Я все время являюсь каким-то профессиональным огнегасителем и пожарным. Каждую минуту раздражает она меня своими преувеличениями и своею несправедливостью, коренящеюся в самом наивнейшем неведении.

– Ну, да, разумеется, вешают мелких воров, говорю я, как, например, давят всякую мелкую гадину; тогда как тем, что воруют в больших размерах, поневоле оказываешь известное почтение, как вообще всему, обладающему значительными размерами. Они мастера в своем деле, художники, а перед искусством, перед художеством человек чувствует почтение, и должен иметь почтение, хотя-бы даже речь шла лишь о подобном искусстве, как искусство воровать. Нам отвратителен жалкий воришка или карманник, жертвующий своим человеческим достоинством из-за какой-нибудь кроны, да еще, вдобавок ко всему, допускающий себя поймать и подвергнуть наказанию: но нас интересует какой-нибудь Уда Гейланд и Гест Бардсен, и мы снимаем шляпу перед Ротшильдом и Фандербильтом.
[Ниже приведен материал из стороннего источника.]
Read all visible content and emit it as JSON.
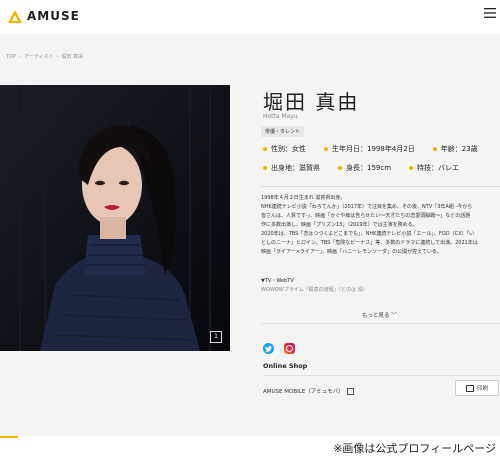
{
  "header": {
    "logo_text": "AMUSE",
    "menu_icon": "hamburger-icon"
  },
  "breadcrumb": [
    "TOP",
    "›",
    "アーティスト",
    "›",
    "堀田 真由"
  ],
  "profile": {
    "name": "堀田 真由",
    "name_roman": "Hotta Mayu",
    "category": "俳優・タレント",
    "facts_row1": [
      {
        "label": "性別：女性"
      },
      {
        "label": "生年月日：1998年4月2日"
      },
      {
        "label": "年齢：23歳"
      }
    ],
    "facts_row2": [
      {
        "label": "出身地：滋賀県"
      },
      {
        "label": "身長：159cm"
      },
      {
        "label": "特技：バレエ"
      }
    ],
    "bio": [
      "1998年４月２日生まれ 滋賀県出身。",
      "NHK連続テレビ小説「わろてんか」（2017年）で注目を集め、その後、NTV「3年A組 ‐今から",
      "皆さんは、人質です‐」、映画「かぐや様は告らせたい～天才たちの恋愛頭脳戦～」などの話題",
      "作に多数出演し、映画「プリズン13」（2019年）では主演を務める。",
      "2020年は、TBS「恋はつづくよどこまでも」、NHK連続テレビ小説「エール」、FOD（CX）「い",
      "としのニーナ」ヒロイン、TBS「危険なビーナス」等、多数のドラマに連続して出演。2021年は",
      "映画「ライアー×ライアー」、映画「ハニーレモンソーダ」の公開が控えている。"
    ],
    "works_heading": "▼TV・WebTV",
    "works_item": "WOWOWプライム「殺意の道程」（どのは 役）",
    "more_label": "もっと見る ﹀"
  },
  "photo": {
    "counter": "1"
  },
  "social": {
    "twitter_icon": "twitter-icon",
    "instagram_icon": "instagram-icon"
  },
  "shop": {
    "online_shop_label": "Online Shop",
    "mobile_label": "AMUSE MOBILE（アミュモバ）",
    "print_label": "印刷"
  },
  "caption": "※画像は公式プロフィールページ",
  "colors": {
    "accent": "#f0b400",
    "twitter": "#1da1f2"
  }
}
Она сердится и протестует с излишней энергией; никак не может понять этой смеси бессильной серьезности и смеха висельников, – этого неизбежного тона каждого, пережившего стадию примирения с судьбой. Она относится ко всему с самой высокоторжественнейшей серьезностью, с какою корова смотрит на зеленую дверь или гимназист на республику.

Мы натолкнулись сегодня на нищую женщину; она сидела, бледная и посинелая, на ступеньке лестницы, с зазябшим грудным ребенком на руках. Фанни нервно открыла свой портмоне, дала что-то женщине и поспешно пошла вперед; когда вскоре она опять заговорила, по голосу было слышно, что ее душили слезы. Это заставило меня почувствовать себя несколько неловко: моя мысль при виде женщины была: «ага! своего рода профессия… Откупила или украла нищего ребенка и пользуется им теперь как приманкой… черт возьми! да где-же полиция?» а тут эта наивная девочка вдруг заливается слезами и отдает женщине свою последнюю ору.

В сущности это, конечно, благороднее.

Но она сейчас-же спугнула всю мою растроганность.

– А там, за дверями, – заговорила она, – сидит богатая фрю Гартман, столько денег тратящая на белила, румяна, пудру и духи, что их за глаза хватило-бы такому несчастному существу на жизнь и на то, чтобы поднять на ноги своего ребенка и… вот таких следовало-бы вешать.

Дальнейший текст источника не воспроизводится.